Nako Sung, executivo da Naver que liderou o projeto de IA generativa da empresa, disse que o momento do lançamento do ChatGPT o surpreendeu.
“Até aquele ponto, estávamos adotando uma abordagem conservadora em relação aos serviços de IA e apenas explorando cautelosamente as possibilidades”, disse Sung. “Depois percebemos que o cronograma havia sido muito acelerado”, acrescentou. “Decidimos que tínhamos que nos mudar imediatamente.”
Agora, a Naver executa um modelo de IA construído para falantes da língua coreana desde o início, usando dados do governo sul-coreano e de seu mecanismo de busca, que vem destruindo a internet do país desde 1999.
Clova X reconhece expressões idiomáticas coreanas e as gírias mais recentes – linguagem que chatbots americanos como Bard, ChatGPT e Claude muitas vezes têm dificuldade em entender. O chatbot do Naver também está integrado ao mecanismo de busca, permitindo que as pessoas usem a ferramenta para fazer compras e viajar.
Fora do seu mercado doméstico, a empresa está a explorar oportunidades de negócios com o governo da Arábia Saudita. O Japão poderia ser outro cliente potencial, disseram especialistas, já que o Line, um serviço de mensagens de propriedade da Naver, é amplamente utilizado lá.
A LG também criou seu próprio modelo generativo de IA, o tipo de inteligência artificial capaz de criar conteúdo original com base em insumos, chamado Exaone. Desde a sua criação em 2021, a LG tem trabalhado com editores, centros de investigação, empresas farmacêuticas e empresas médicas para adaptar o seu sistema aos seus conjuntos de dados e fornecer-lhes acesso ao seu sistema de IA.
A empresa tem como alvo empresas e pesquisadores, em vez do usuário geral, disse Kyunghoon Bae, diretor da LG AI Research. Suas subsidiárias também começaram a usar seus próprios chatbots de IA. Um dos chatbots, construído para analisar pesquisas químicas e equações químicas, tem sido usado por pesquisadores que constroem novos materiais para baterias, produtos químicos e medicamentos.

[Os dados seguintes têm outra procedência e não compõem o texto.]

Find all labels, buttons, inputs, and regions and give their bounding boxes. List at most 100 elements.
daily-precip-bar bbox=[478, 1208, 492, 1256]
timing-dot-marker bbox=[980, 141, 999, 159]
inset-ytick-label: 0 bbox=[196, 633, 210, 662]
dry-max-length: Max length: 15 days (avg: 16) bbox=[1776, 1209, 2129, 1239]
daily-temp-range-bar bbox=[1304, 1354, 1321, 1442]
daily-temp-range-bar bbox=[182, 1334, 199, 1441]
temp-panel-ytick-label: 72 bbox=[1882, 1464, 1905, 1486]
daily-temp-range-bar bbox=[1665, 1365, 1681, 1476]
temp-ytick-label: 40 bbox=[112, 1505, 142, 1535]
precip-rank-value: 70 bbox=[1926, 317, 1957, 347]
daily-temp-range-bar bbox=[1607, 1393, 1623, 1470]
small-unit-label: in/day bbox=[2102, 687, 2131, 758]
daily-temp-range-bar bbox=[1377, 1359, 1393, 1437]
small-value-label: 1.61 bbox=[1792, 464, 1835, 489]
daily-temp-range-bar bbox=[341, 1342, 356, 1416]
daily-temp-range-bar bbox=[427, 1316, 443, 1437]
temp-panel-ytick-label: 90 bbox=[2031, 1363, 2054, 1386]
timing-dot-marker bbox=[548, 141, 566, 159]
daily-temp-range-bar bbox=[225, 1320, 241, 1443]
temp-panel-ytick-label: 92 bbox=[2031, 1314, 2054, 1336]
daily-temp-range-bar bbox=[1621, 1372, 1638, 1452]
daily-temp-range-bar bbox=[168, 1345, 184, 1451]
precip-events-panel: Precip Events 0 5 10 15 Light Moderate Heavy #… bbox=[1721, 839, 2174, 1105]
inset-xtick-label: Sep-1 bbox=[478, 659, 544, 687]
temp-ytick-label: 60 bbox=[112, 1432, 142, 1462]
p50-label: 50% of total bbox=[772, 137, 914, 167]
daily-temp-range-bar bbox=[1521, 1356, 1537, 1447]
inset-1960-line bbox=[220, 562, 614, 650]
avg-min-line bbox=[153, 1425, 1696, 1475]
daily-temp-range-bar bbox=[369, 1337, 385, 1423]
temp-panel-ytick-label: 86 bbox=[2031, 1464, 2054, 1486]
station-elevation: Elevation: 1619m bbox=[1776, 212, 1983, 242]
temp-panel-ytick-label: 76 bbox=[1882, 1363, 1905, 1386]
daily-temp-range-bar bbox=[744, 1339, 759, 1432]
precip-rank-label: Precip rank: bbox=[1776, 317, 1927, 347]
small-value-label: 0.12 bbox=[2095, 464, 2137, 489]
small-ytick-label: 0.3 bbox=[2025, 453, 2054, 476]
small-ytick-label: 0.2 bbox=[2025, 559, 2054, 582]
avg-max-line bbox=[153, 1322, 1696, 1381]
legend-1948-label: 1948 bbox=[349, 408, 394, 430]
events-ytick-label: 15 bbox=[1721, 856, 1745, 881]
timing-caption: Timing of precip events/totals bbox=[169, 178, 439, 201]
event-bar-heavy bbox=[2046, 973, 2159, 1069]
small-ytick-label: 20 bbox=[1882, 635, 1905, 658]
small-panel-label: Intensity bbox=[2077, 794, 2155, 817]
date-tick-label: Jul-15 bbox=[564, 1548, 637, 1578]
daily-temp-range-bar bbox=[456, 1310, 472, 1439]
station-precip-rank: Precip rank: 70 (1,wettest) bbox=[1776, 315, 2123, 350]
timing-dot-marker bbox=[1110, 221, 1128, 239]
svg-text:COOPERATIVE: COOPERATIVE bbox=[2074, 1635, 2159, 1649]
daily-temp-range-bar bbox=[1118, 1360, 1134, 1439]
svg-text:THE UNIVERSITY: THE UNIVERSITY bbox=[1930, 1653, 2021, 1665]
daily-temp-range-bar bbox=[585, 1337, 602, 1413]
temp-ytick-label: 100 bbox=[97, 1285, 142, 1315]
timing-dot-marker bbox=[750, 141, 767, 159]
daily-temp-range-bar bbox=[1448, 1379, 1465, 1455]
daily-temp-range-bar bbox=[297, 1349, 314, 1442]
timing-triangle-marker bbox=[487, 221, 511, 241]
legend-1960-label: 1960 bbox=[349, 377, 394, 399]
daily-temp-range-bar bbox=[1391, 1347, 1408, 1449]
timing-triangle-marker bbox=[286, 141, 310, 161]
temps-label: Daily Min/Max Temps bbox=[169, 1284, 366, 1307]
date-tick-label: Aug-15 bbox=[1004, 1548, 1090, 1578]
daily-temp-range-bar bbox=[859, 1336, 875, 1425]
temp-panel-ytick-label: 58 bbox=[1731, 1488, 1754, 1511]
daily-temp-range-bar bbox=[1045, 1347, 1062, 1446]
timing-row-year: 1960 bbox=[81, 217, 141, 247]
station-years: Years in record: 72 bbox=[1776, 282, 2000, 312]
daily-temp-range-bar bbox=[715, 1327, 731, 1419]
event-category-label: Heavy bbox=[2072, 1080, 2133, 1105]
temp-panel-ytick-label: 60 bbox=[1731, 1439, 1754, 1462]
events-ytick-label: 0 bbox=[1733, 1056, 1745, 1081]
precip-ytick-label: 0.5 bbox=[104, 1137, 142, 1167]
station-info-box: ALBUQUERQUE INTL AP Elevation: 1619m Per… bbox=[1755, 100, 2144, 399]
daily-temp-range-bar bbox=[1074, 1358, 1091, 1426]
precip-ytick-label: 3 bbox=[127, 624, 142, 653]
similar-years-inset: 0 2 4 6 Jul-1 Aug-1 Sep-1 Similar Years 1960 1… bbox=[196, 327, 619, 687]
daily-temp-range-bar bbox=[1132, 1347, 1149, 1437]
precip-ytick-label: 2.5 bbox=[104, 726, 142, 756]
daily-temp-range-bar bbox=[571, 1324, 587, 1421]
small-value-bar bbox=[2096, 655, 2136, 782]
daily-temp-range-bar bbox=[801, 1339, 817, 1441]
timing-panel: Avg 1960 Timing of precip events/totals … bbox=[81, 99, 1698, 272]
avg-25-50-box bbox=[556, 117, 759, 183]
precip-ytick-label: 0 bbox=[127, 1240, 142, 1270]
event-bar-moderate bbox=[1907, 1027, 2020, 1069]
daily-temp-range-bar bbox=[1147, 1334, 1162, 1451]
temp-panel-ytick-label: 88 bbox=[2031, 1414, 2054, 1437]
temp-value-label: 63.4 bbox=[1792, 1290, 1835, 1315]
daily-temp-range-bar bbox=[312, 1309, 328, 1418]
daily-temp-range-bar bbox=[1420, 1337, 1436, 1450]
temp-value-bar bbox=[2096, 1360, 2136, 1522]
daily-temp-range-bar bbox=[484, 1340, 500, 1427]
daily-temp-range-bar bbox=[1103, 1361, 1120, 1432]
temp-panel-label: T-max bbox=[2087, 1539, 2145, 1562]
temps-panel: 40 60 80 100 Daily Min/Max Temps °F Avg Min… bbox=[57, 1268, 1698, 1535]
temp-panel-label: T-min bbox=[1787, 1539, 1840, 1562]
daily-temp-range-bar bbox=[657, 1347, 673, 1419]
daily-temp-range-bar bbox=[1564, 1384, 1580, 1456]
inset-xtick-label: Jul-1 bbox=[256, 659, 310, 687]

“Em vez de deixar dominar um ou dois melhores sistemas de IA, é importante ter uma série de modelos específicos para um domínio, idioma ou cultura”, disse Honglak Lee, cientista-chefe do braço de pesquisa de IA da LG.
Outro gigante sul-coreano, a Samsung, anunciou no mês passado o Samsung Gauss, um modelo generativo de IA usado internamente para redigir e-mails, resumir documentos e traduzir texto. A empresa planeja integrá-lo em seus telefones celulares e eletrodomésticos inteligentes.
Outras grandes empresas também afirmaram que estão a desenvolver os seus próprios grandes modelos de linguagem, tornando a Coreia do Sul um dos poucos países com tantas empresas a construir sistemas de IA. A KT, uma empresa de telecomunicações sul-coreana, disse que está trabalhando com uma contraparte tailandesa, Jasmine Group, em um grande modelo linguístico especializado na língua tailandesa. Kakao, que cria um superaplicativo homônimo para bate-papos, disse que está desenvolvendo IA generativa para coreano, inglês, japonês, vietnamita e malaio.
Ainda assim, o domínio dos Estados Unidos na IA parece seguro por enquanto. Resta saber até que ponto os países conseguirão recuperar o atraso.
“O mercado está em convulsão; é muito difícil prever o que vai acontecer”, disse Lim, especialista em políticas de IA. “É o Velho Oeste, em certo sentido.”